Have you ever had the experience of being in charge of a project at work where you are either leading a team or have the full responsibility yourself? Most often we need to complete it in a given period of time. It’s not unusual that, as a first step, we often tend to think it through and create the ideal plan that will allow us to achieve the goal. Of course we devised a plan that we are convinced will effectively do the job and won’t mind the recognition we stand to get for a job well done. And, this is a great approach … until it isn’t!
In an article by Michael Beck entitled Everyone Has A Plan Until … he quotes Mike Tyson, the heavyweight boxer, as saying, “Everyone has a plan until they get punched in the mouth.” “It doesn’t matter whether we’re talking about boxing or business, the truth is that we all have a plan for success until we get hit with a setback. Many people will want to give up after being hit with a failure or an obstacle. And some people will persevere and continue to take a beating. But there are people who will take a step back, correct their course of action, and find a way to succeed.”
In coaching we frequently work with clients who are in some form of ‘stuck’. And, quite often, it has to do with their having encountered an obstacle(s) in carrying out their approach to the work. Simply stated, they are having trouble circumventing or moving beyond it. In coaching them, the goal is to help the client identify and view alternative ways they can move forward and realize the success they want and are expected to achieve.
Here’s the scenario. You have a devised plan to successfully achieve the project goal. You’re pleased with it and believe it is going to knock the socks off those on its’ completion. Your confidence has you sailing forward when suddenly … crash! You encounter a significant obstacle that threatens not only the completion time-line but also the completion of the project at all. Here are two common ways that you can respond to this:
- You just know your way will work and because of that you keep trying to move forward and continue to run into the same or similar walls. If your attachment to how you should achieve the goal is so strong, potentially it prevents you from being able to ‘see’ any other alternative or even worse, makes you unwilling to even consider an alternative. And this kind of ‘stuck’ is dangerous for it threatens to promote failure of the project and that opens you up to other and more serious repercussions. You’ve really lost focus on the true goal of the job … successful completion.
OR …
- Although you believe in your plan, you remain open to seeing when you are not making the progress you need to make and recognize an obstacle for what it is … an obstacle. Regardless of your initial confidence, you recognize that to stay that course threatens to ultimately fail in achievement of the goal and the expected time-line. So, you return to the drawing board intent on altering the planned approach in a way that enables you to move to completion. If this is you, you are more focused on the higher goal … the successful completion as your driver.

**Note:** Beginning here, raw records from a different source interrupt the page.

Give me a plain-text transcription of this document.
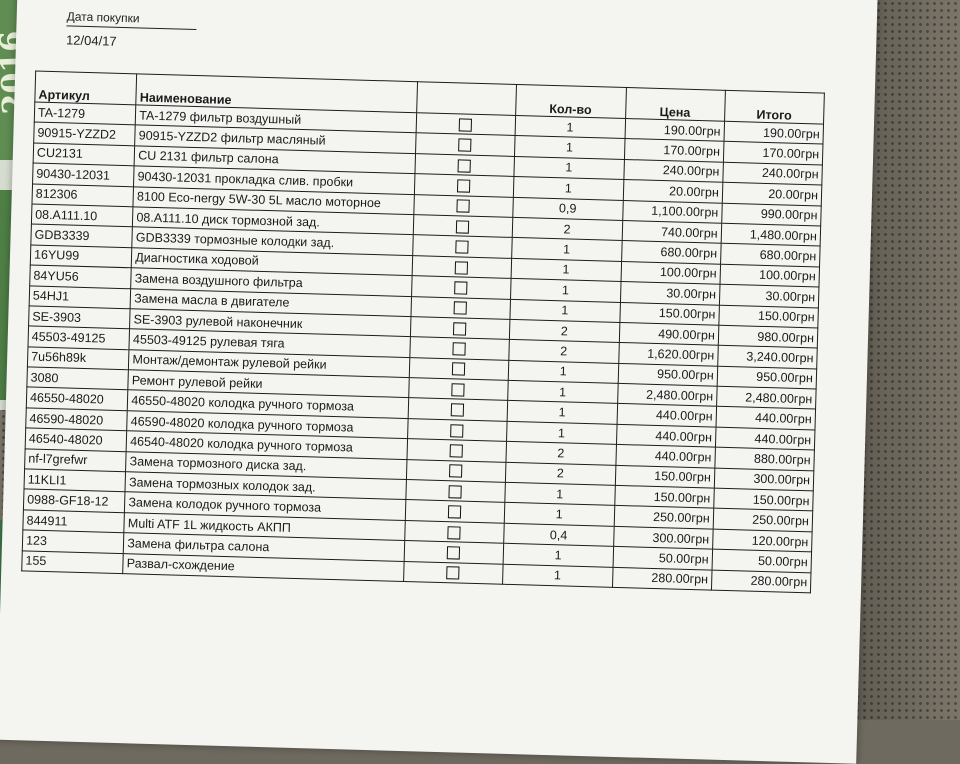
Дата покупки
12/04/17
Артикул	Наименование		Кол-во	Цена	Итого
TA-1279	TA-1279 фильтр воздушный		1	190.00грн	190.00грн
90915-YZZD2	90915-YZZD2 фильтр масляный		1	170.00грн	170.00грн
CU2131	CU 2131 фильтр салона		1	240.00грн	240.00грн
90430-12031	90430-12031 прокладка слив. пробки		1	20.00грн	20.00грн
812306	8100 Eco-nergy 5W-30 5L масло моторное		0,9	1,100.00грн	990.00грн
08.A111.10	08.A111.10 диск тормозной зад.		2	740.00грн	1,480.00грн
GDB3339	GDB3339 тормозные колодки зад.		1	680.00грн	680.00грн
16YU99	Диагностика ходовой		1	100.00грн	100.00грн
84YU56	Замена воздушного фильтра		1	30.00грн	30.00грн
54HJ1	Замена масла в двигателе		1	150.00грн	150.00грн
SE-3903	SE-3903 рулевой наконечник		2	490.00грн	980.00грн
45503-49125	45503-49125 рулевая тяга		2	1,620.00грн	3,240.00грн
7u56h89k	Монтаж/демонтаж рулевой рейки		1	950.00грн	950.00грн
3080	Ремонт рулевой рейки		1	2,480.00грн	2,480.00грн
46550-48020	46550-48020 колодка ручного тормоза		1	440.00грн	440.00грн
46590-48020	46590-48020 колодка ручного тормоза		1	440.00грн	440.00грн
46540-48020	46540-48020 колодка ручного тормоза		2	440.00грн	880.00грн
nf-l7grefwr	Замена тормозного диска зад.		2	150.00грн	300.00грн
11KLI1	Замена тормозных колодок зад.		1	150.00грн	150.00грн
0988-GF18-12	Замена колодок ручного тормоза		1	250.00грн	250.00грн
844911	Multi ATF 1L жидкость АКПП		0,4	300.00грн	120.00грн
123	Замена фильтра салона		1	50.00грн	50.00грн
155	Развал-схождение		1	280.00грн	280.00грн
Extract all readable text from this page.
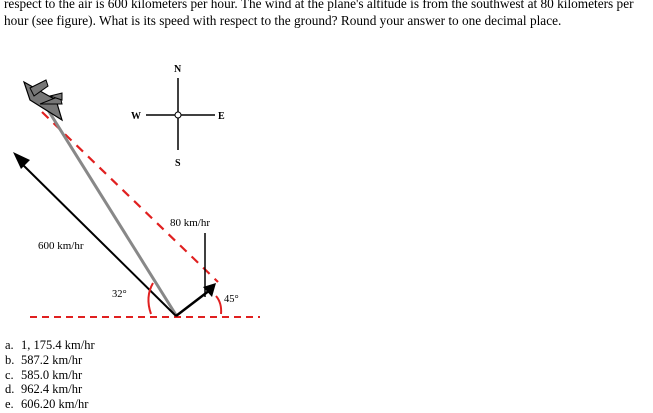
respect to the air is 600 kilometers per hour. The wind at the plane's altitude is from the southwest at 80 kilometers per hour (see figure). What is its speed with respect to the ground? Round your answer to one decimal place.

N
S
W	E
80 km/hr
600 km/hr
32°	45°
a. 1, 175.4 km/hr
b. 587.2 km/hr
c. 585.0 km/hr
d. 962.4 km/hr
e. 606.20 km/hr
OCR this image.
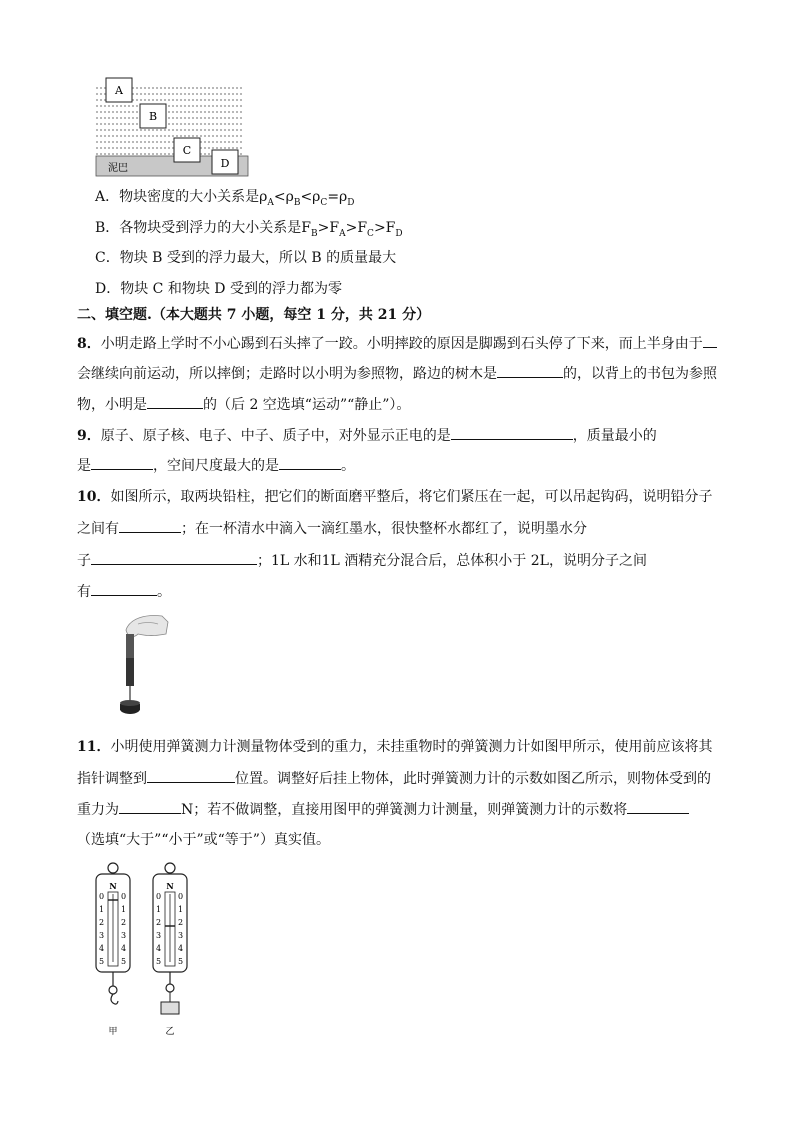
A
B
C
D
泥巴
A．物块密度的大小关系是$\rho_A<\rho_B<\rho_C=\rho_D$
B．各物块受到浮力的大小关系是$F_B>F_A>F_C>F_D$
C．物块 B 受到的浮力最大，所以 B 的质量最大
D．物块 C 和物块 D 受到的浮力都为零
二、填空题.（本大题共 7 小题，每空 1 分，共 21 分）
8．小明走路上学时不小心踢到石头摔了一跤。小明摔跤的原因是脚踢到石头停了下来，而上半身由于
会继续向前运动，所以摔倒；走路时以小明为参照物，路边的树木是	的，以背上的书包为参照
物，小明是	的（后 2 空选填“运动”“静止”）。
9．原子、原子核、电子、中子、质子中，对外显示正电的是	，质量最小的
是	，空间尺度最大的是	。
10．如图所示，取两块铅柱，把它们的断面磨平整后，将它们紧压在一起，可以吊起钩码，说明铅分子
之间有	；在一杯清水中滴入一滴红墨水，很快整杯水都红了，说明墨水分
子	；1L 水和1L 酒精充分混合后，总体积小于 2L，说明分子之间
有	。
11．小明使用弹簧测力计测量物体受到的重力，未挂重物时的弹簧测力计如图甲所示，使用前应该将其
指针调整到	位置。调整好后挂上物体，此时弹簧测力计的示数如图乙所示，则物体受到的
重力为	N；若不做调整，直接用图甲的弹簧测力计测量，则弹簧测力计的示数将
（选填“大于”“小于”或“等于”）真实值。
N
0
1
2
3
4
5
0
1
2
3
4
5
N
0
1
2
3
4
5
0
1
2
3
4
5
甲	乙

I don’t know where you see yourself as it relates to accomplishing your projects however, if you are described in # 1 above, then, of course, the sooner you realize that form of ‘stuck’ you have the opportunity to follow the path of # 2 just because you caught yourself. Regardless, once we are in the zone of knowing we need to alter our plan, don’t eliminate any person as a resource of ideas. Often the best ones come from those who, although familiar with the subject, are not so close to it that they are unable to see solutions that appear somewhat simplistic … and just may be the perfect one.
In pursuing goals that are a part of our jobs, remaining flexible and alert to stumbling blocks we encounter will enable us to weather that ‘punch in the mouth’ and successfully resume the march to the goal. Do I hear John Philip Sousa music?